Fernando Pessoa sente-se condenado a ser lúcido, a ter de pensar. Gostava, muitas vezes de ter a inconsciência das coisas ou dos seres comuns que agem como uma pobre ceifeira ou que cumprem apenas as leis do instinto como o gato que brinca na rua.
Com uma inteligência analítica e imaginativa a interferir em toda a sua relação com o mundo e com a vida , o sujeito poético tanto aceita a consciência como sente uma verdadeira dor de pensar, que traduz insatisfação e dúvida sobre a utilidade do pensamento . O sujeito poético sente-se impedido de ser feliz, devido à lucidez, procura a realização do paradoxo de ter uma consciência inconsciente. Mas ao pensar sobre o pensamento, percebe o vazio que não permite conciliar a consciência e a inconsciência.
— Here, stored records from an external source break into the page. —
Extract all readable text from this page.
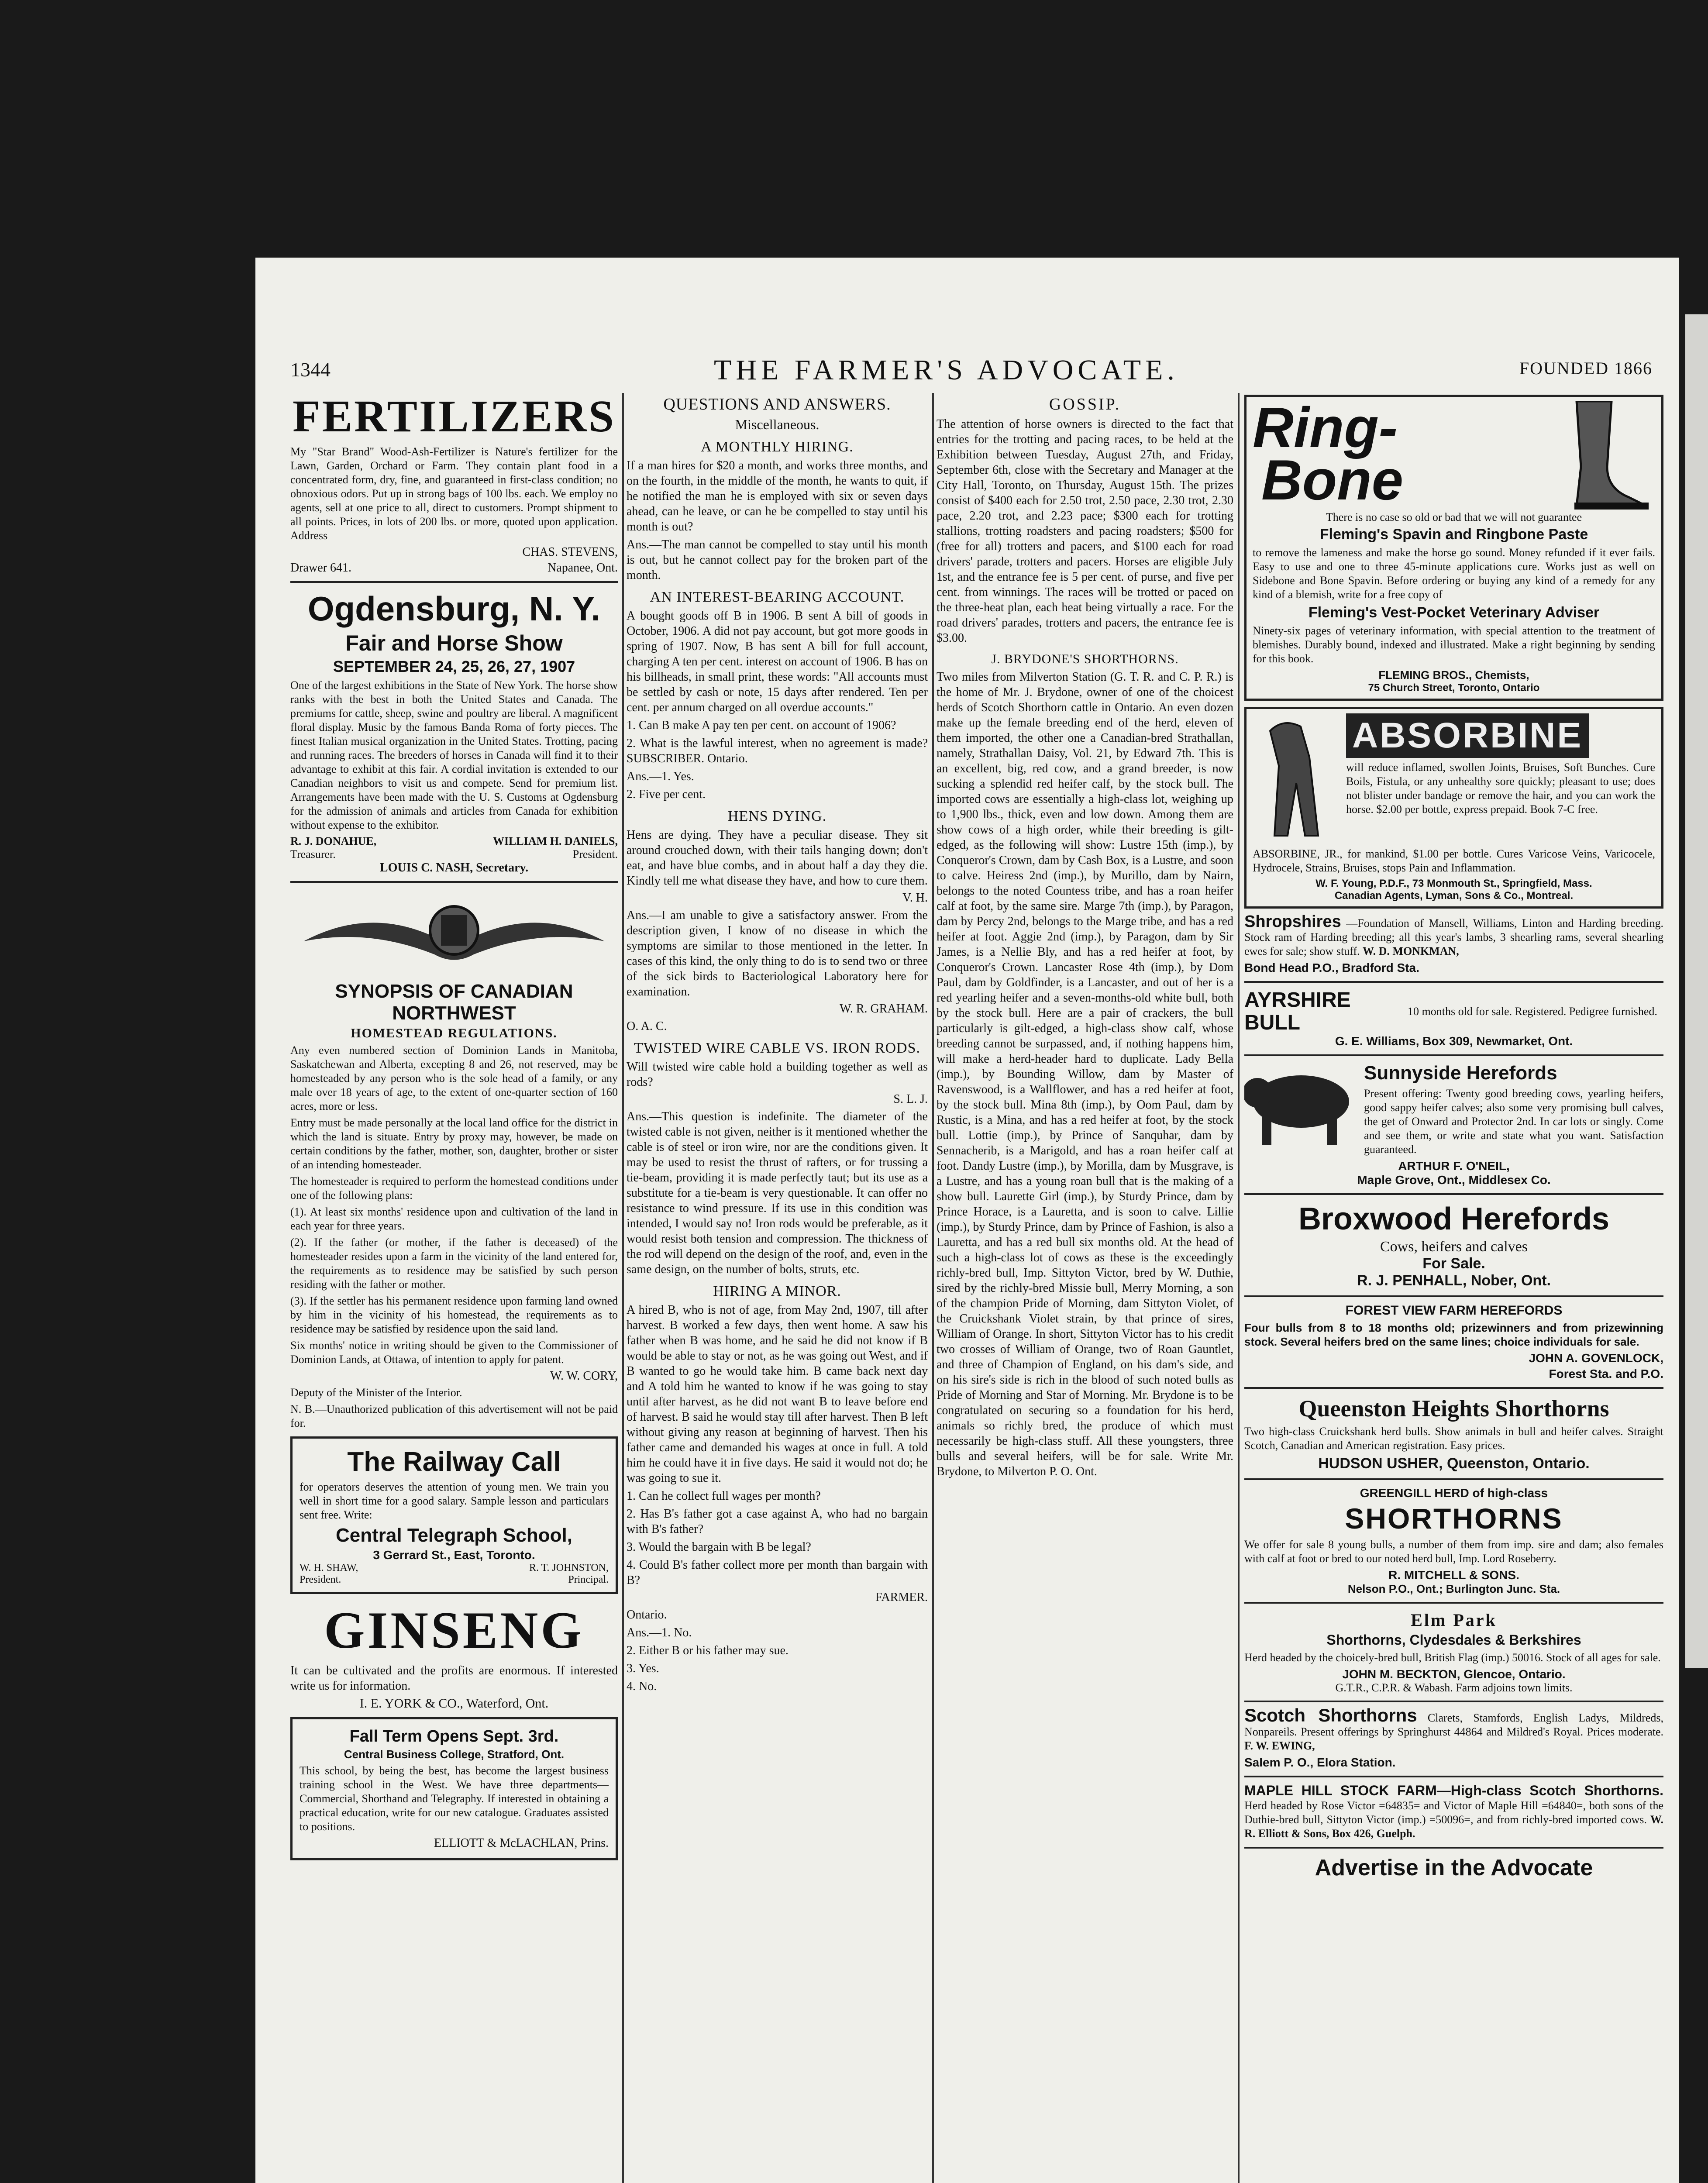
1344	THE FARMER'S ADVOCATE.	FOUNDED 1866
FERTILIZERS

My "Star Brand" Wood-Ash-Fertilizer is Nature's fertilizer for the Lawn, Garden, Orchard or Farm. They contain plant food in a concentrated form, dry, fine, and guaranteed in first-class condition; no obnoxious odors. Put up in strong bags of 100 lbs. each. We employ no agents, sell at one price to all, direct to customers. Prompt shipment to all points. Prices, in lots of 200 lbs. or more, quoted upon application. Address

CHAS. STEVENS,
Drawer 641.	Napanee, Ont.
Ogdensburg, N. Y.
Fair and Horse Show
SEPTEMBER 24, 25, 26, 27, 1907

One of the largest exhibitions in the State of New York. The horse show ranks with the best in both the United States and Canada. The premiums for cattle, sheep, swine and poultry are liberal. A magnificent floral display. Music by the famous Banda Roma of forty pieces. The finest Italian musical organization in the United States. Trotting, pacing and running races. The breeders of horses in Canada will find it to their advantage to exhibit at this fair. A cordial invitation is extended to our Canadian neighbors to visit us and compete. Send for premium list. Arrangements have been made with the U. S. Customs at Ogdensburg for the admission of animals and articles from Canada for exhibition without expense to the exhibitor.

R. J. DONAHUE,	WILLIAM H. DANIELS,
Treasurer.	President.
LOUIS C. NASH, Secretary.
SYNOPSIS OF CANADIAN NORTHWEST
HOMESTEAD REGULATIONS.

Any even numbered section of Dominion Lands in Manitoba, Saskatchewan and Alberta, excepting 8 and 26, not reserved, may be homesteaded by any person who is the sole head of a family, or any male over 18 years of age, to the extent of one-quarter section of 160 acres, more or less.

Entry must be made personally at the local land office for the district in which the land is situate. Entry by proxy may, however, be made on certain conditions by the father, mother, son, daughter, brother or sister of an intending homesteader.

The homesteader is required to perform the homestead conditions under one of the following plans:

(1). At least six months' residence upon and cultivation of the land in each year for three years.

(2). If the father (or mother, if the father is deceased) of the homesteader resides upon a farm in the vicinity of the land entered for, the requirements as to residence may be satisfied by such person residing with the father or mother.

(3). If the settler has his permanent residence upon farming land owned by him in the vicinity of his homestead, the requirements as to residence may be satisfied by residence upon the said land.

Six months' notice in writing should be given to the Commissioner of Dominion Lands, at Ottawa, of intention to apply for patent.

W. W. CORY,

Deputy of the Minister of the Interior.

N. B.—Unauthorized publication of this advertisement will not be paid for.

The Railway Call

for operators deserves the attention of young men. We train you well in short time for a good salary. Sample lesson and particulars sent free. Write:

Central Telegraph School,
3 Gerrard St., East, Toronto.
W. H. SHAW,	R. T. JOHNSTON,
President.	Principal.
GINSENG

It can be cultivated and the profits are enormous. If interested write us for information.

I. E. YORK & CO., Waterford, Ont.
Fall Term Opens Sept. 3rd.
Central Business College, Stratford, Ont.

This school, by being the best, has become the largest business training school in the West. We have three departments—Commercial, Shorthand and Telegraphy. If interested in obtaining a practical education, write for our new catalogue. Graduates assisted to positions.

ELLIOTT & McLACHLAN, Prins.
QUESTIONS AND ANSWERS.
Miscellaneous.
A MONTHLY HIRING.

If a man hires for $20 a month, and works three months, and on the fourth, in the middle of the month, he wants to quit, if he notified the man he is employed with six or seven days ahead, can he leave, or can he be compelled to stay until his month is out?

Ans.—The man cannot be compelled to stay until his month is out, but he cannot collect pay for the broken part of the month.

AN INTEREST-BEARING ACCOUNT.

A bought goods off B in 1906. B sent A bill of goods in October, 1906. A did not pay account, but got more goods in spring of 1907. Now, B has sent A bill for full account, charging A ten per cent. interest on account of 1906. B has on his billheads, in small print, these words: "All accounts must be settled by cash or note, 15 days after rendered. Ten per cent. per annum charged on all overdue accounts."

1. Can B make A pay ten per cent. on account of 1906?

2. What is the lawful interest, when no agreement is made? SUBSCRIBER. Ontario.

Ans.—1. Yes.

2. Five per cent.

HENS DYING.

Hens are dying. They have a peculiar disease. They sit around crouched down, with their tails hanging down; don't eat, and have blue combs, and in about half a day they die. Kindly tell me what disease they have, and how to cure them.

V. H.

Ans.—I am unable to give a satisfactory answer. From the description given, I know of no disease in which the symptoms are similar to those mentioned in the letter. In cases of this kind, the only thing to do is to send two or three of the sick birds to Bacteriological Laboratory here for examination.

W. R. GRAHAM.

O. A. C.

TWISTED WIRE CABLE VS. IRON RODS.

Will twisted wire cable hold a building together as well as rods?

S. L. J.

Ans.—This question is indefinite. The diameter of the twisted cable is not given, neither is it mentioned whether the cable is of steel or iron wire, nor are the conditions given. It may be used to resist the thrust of rafters, or for trussing a tie-beam, providing it is made perfectly taut; but its use as a substitute for a tie-beam is very questionable. It can offer no resistance to wind pressure. If its use in this condition was intended, I would say no! Iron rods would be preferable, as it would resist both tension and compression. The thickness of the rod will depend on the design of the roof, and, even in the same design, on the number of bolts, struts, etc.

HIRING A MINOR.

A hired B, who is not of age, from May 2nd, 1907, till after harvest. B worked a few days, then went home. A saw his father when B was home, and he said he did not know if B would be able to stay or not, as he was going out West, and if B wanted to go he would take him. B came back next day and A told him he wanted to know if he was going to stay until after harvest, as he did not want B to leave before end of harvest. B said he would stay till after harvest. Then B left without giving any reason at beginning of harvest. Then his father came and demanded his wages at once in full. A told him he could have it in five days. He said it would not do; he was going to sue it.

1. Can he collect full wages per month?

2. Has B's father got a case against A, who had no bargain with B's father?

3. Would the bargain with B be legal?

4. Could B's father collect more per month than bargain with B?

FARMER.

Ontario.

Ans.—1. No.

2. Either B or his father may sue.

3. Yes.

4. No.

GOSSIP.

The attention of horse owners is directed to the fact that entries for the trotting and pacing races, to be held at the Exhibition between Tuesday, August 27th, and Friday, September 6th, close with the Secretary and Manager at the City Hall, Toronto, on Thursday, August 15th. The prizes consist of $400 each for 2.50 trot, 2.50 pace, 2.30 trot, 2.30 pace, 2.20 trot, and 2.23 pace; $300 each for trotting stallions, trotting roadsters and pacing roadsters; $500 for (free for all) trotters and pacers, and $100 each for road drivers' parade, trotters and pacers. Horses are eligible July 1st, and the entrance fee is 5 per cent. of purse, and five per cent. from winnings. The races will be trotted or paced on the three-heat plan, each heat being virtually a race. For the road drivers' parades, trotters and pacers, the entrance fee is $3.00.

J. BRYDONE'S SHORTHORNS.

Two miles from Milverton Station (G. T. R. and C. P. R.) is the home of Mr. J. Brydone, owner of one of the choicest herds of Scotch Shorthorn cattle in Ontario. An even dozen make up the female breeding end of the herd, eleven of them imported, the other one a Canadian-bred Strathallan, namely, Strathallan Daisy, Vol. 21, by Edward 7th. This is an excellent, big, red cow, and a grand breeder, is now sucking a splendid red heifer calf, by the stock bull. The imported cows are essentially a high-class lot, weighing up to 1,900 lbs., thick, even and low down. Among them are show cows of a high order, while their breeding is gilt-edged, as the following will show: Lustre 15th (imp.), by Conqueror's Crown, dam by Cash Box, is a Lustre, and soon to calve. Heiress 2nd (imp.), by Murillo, dam by Nairn, belongs to the noted Countess tribe, and has a roan heifer calf at foot, by the same sire. Marge 7th (imp.), by Paragon, dam by Percy 2nd, belongs to the Marge tribe, and has a red heifer at foot. Aggie 2nd (imp.), by Paragon, dam by Sir James, is a Nellie Bly, and has a red heifer at foot, by Conqueror's Crown. Lancaster Rose 4th (imp.), by Dom Paul, dam by Goldfinder, is a Lancaster, and out of her is a red yearling heifer and a seven-months-old white bull, both by the stock bull. Here are a pair of crackers, the bull particularly is gilt-edged, a high-class show calf, whose breeding cannot be surpassed, and, if nothing happens him, will make a herd-header hard to duplicate. Lady Bella (imp.), by Bounding Willow, dam by Master of Ravenswood, is a Wallflower, and has a red heifer at foot, by the stock bull. Mina 8th (imp.), by Oom Paul, dam by Rustic, is a Mina, and has a red heifer at foot, by the stock bull. Lottie (imp.), by Prince of Sanquhar, dam by Sennacherib, is a Marigold, and has a roan heifer calf at foot. Dandy Lustre (imp.), by Morilla, dam by Musgrave, is a Lustre, and has a young roan bull that is the making of a show bull. Laurette Girl (imp.), by Sturdy Prince, dam by Prince Horace, is a Lauretta, and is soon to calve. Lillie (imp.), by Sturdy Prince, dam by Prince of Fashion, is also a Lauretta, and has a red bull six months old. At the head of such a high-class lot of cows as these is the exceedingly richly-bred bull, Imp. Sittyton Victor, bred by W. Duthie, sired by the richly-bred Missie bull, Merry Morning, a son of the champion Pride of Morning, dam Sittyton Violet, of the Cruickshank Violet strain, by that prince of sires, William of Orange. In short, Sittyton Victor has to his credit two crosses of William of Orange, two of Roan Gauntlet, and three of Champion of England, on his dam's side, and on his sire's side is rich in the blood of such noted bulls as Pride of Morning and Star of Morning. Mr. Brydone is to be congratulated on securing so a foundation for his herd, animals so richly bred, the produce of which must necessarily be high-class stuff. All these youngsters, three bulls and several heifers, will be for sale. Write Mr. Brydone, to Milverton P. O. Ont.

Ring-
Bone
There is no case so old or bad that we will not guarantee
Fleming's Spavin and Ringbone Paste

to remove the lameness and make the horse go sound. Money refunded if it ever fails. Easy to use and one to three 45-minute applications cure. Works just as well on Sidebone and Bone Spavin. Before ordering or buying any kind of a remedy for any kind of a blemish, write for a free copy of

Fleming's Vest-Pocket Veterinary Adviser

Ninety-six pages of veterinary information, with special attention to the treatment of blemishes. Durably bound, indexed and illustrated. Make a right beginning by sending for this book.

FLEMING BROS., Chemists,
75 Church Street, Toronto, Ontario
ABSORBINE

will reduce inflamed, swollen Joints, Bruises, Soft Bunches. Cure Boils, Fistula, or any unhealthy sore quickly; pleasant to use; does not blister under bandage or remove the hair, and you can work the horse. $2.00 per bottle, express prepaid. Book 7-C free.

ABSORBINE, JR., for mankind, $1.00 per bottle. Cures Varicose Veins, Varicocele, Hydrocele, Strains, Bruises, stops Pain and Inflammation.

W. F. Young, P.D.F., 73 Monmouth St., Springfield, Mass.
Canadian Agents, Lyman, Sons & Co., Montreal.

Shropshires —Foundation of Mansell, Williams, Linton and Harding breeding. Stock ram of Harding breeding; all this year's lambs, 3 shearling rams, several shearling ewes for sale; show stuff. W. D. MONKMAN,

Bond Head P.O., Bradford Sta.
AYRSHIRE BULL	10 months old for sale. Registered. Pedigree furnished.

G. E. Williams, Box 309, Newmarket, Ont.
Sunnyside Herefords

Present offering: Twenty good breeding cows, yearling heifers, good sappy heifer calves; also some very promising bull calves, the get of Onward and Protector 2nd. In car lots or singly. Come and see them, or write and state what you want. Satisfaction guaranteed.

ARTHUR F. O'NEIL,
Maple Grove, Ont., Middlesex Co.
Broxwood Herefords
Cows, heifers and calves
For Sale.
R. J. PENHALL, Nober, Ont.
FOREST VIEW FARM HEREFORDS

Four bulls from 8 to 18 months old; prizewinners and from prizewinning stock. Several heifers bred on the same lines; choice individuals for sale.

JOHN A. GOVENLOCK,
Forest Sta. and P.O.
Queenston Heights Shorthorns

Two high-class Cruickshank herd bulls. Show animals in bull and heifer calves. Straight Scotch, Canadian and American registration. Easy prices.

HUDSON USHER, Queenston, Ontario.
GREENGILL HERD of high-class
SHORTHORNS

We offer for sale 8 young bulls, a number of them from imp. sire and dam; also females with calf at foot or bred to our noted herd bull, Imp. Lord Roseberry.

R. MITCHELL & SONS.
Nelson P.O., Ont.; Burlington Junc. Sta.
Elm Park
Shorthorns, Clydesdales & Berkshires

Herd headed by the choicely-bred bull, British Flag (imp.) 50016. Stock of all ages for sale.

JOHN M. BECKTON, Glencoe, Ontario.
G.T.R., C.P.R. & Wabash. Farm adjoins town limits.

Scotch Shorthorns Clarets, Stamfords, English Ladys, Mildreds, Nonpareils. Present offerings by Springhurst 44864 and Mildred's Royal. Prices moderate. F. W. EWING,

Salem P. O., Elora Station.

MAPLE HILL STOCK FARM—High-class Scotch Shorthorns. Herd headed by Rose Victor =64835= and Victor of Maple Hill =64840=, both sons of the Duthie-bred bull, Sittyton Victor (imp.) =50096=, and from richly-bred imported cows. W. R. Elliott & Sons, Box 426, Guelph.

Advertise in the Advocate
O poeta “não quer” intelectualizar as emoções, quer permanecer ao nível do sensível para poder desfrutar dos momentos, a constante intelectualização não o permite. Sente-se como enclausurado numa cela pois sabe que não consegue deixar de raciocinar. Sente-se mal porque, assim que sente, automaticamente intelectualiza essa emoção e, através disso, tudo fica distante, confuso e negro. Ele nunca teve prazer na realidade porque para ele tudo é perda, quando ele observa a realidade parece que tudo se evaporou.
A fragmentação do eu/Resignação dorida;

O poeta é múltiplo: dentro dele encerram-se vários “eus” e ele não se consegue encontrar nem definir em nenhum deles, é incapaz de se reconhecer a si próprio – é um observador de si próprio. Sofre a vida sendo incapaz de a viver.
No poema Não sei quantas almas tenho, o sujeito poético confessa a sua desfragmentação em múltiplos “eus”, revelando a sua dor de pensar, porque esta divisão provém do facto de ele intelectualizar as emoções; a sucessiva mudança leva-o a ser estranho de si mesmo (não reconhece aquilo que escreveu); metáfora da vida como um livro: lê a sua própria história, distancia-se para se ver, despersonaliza-se.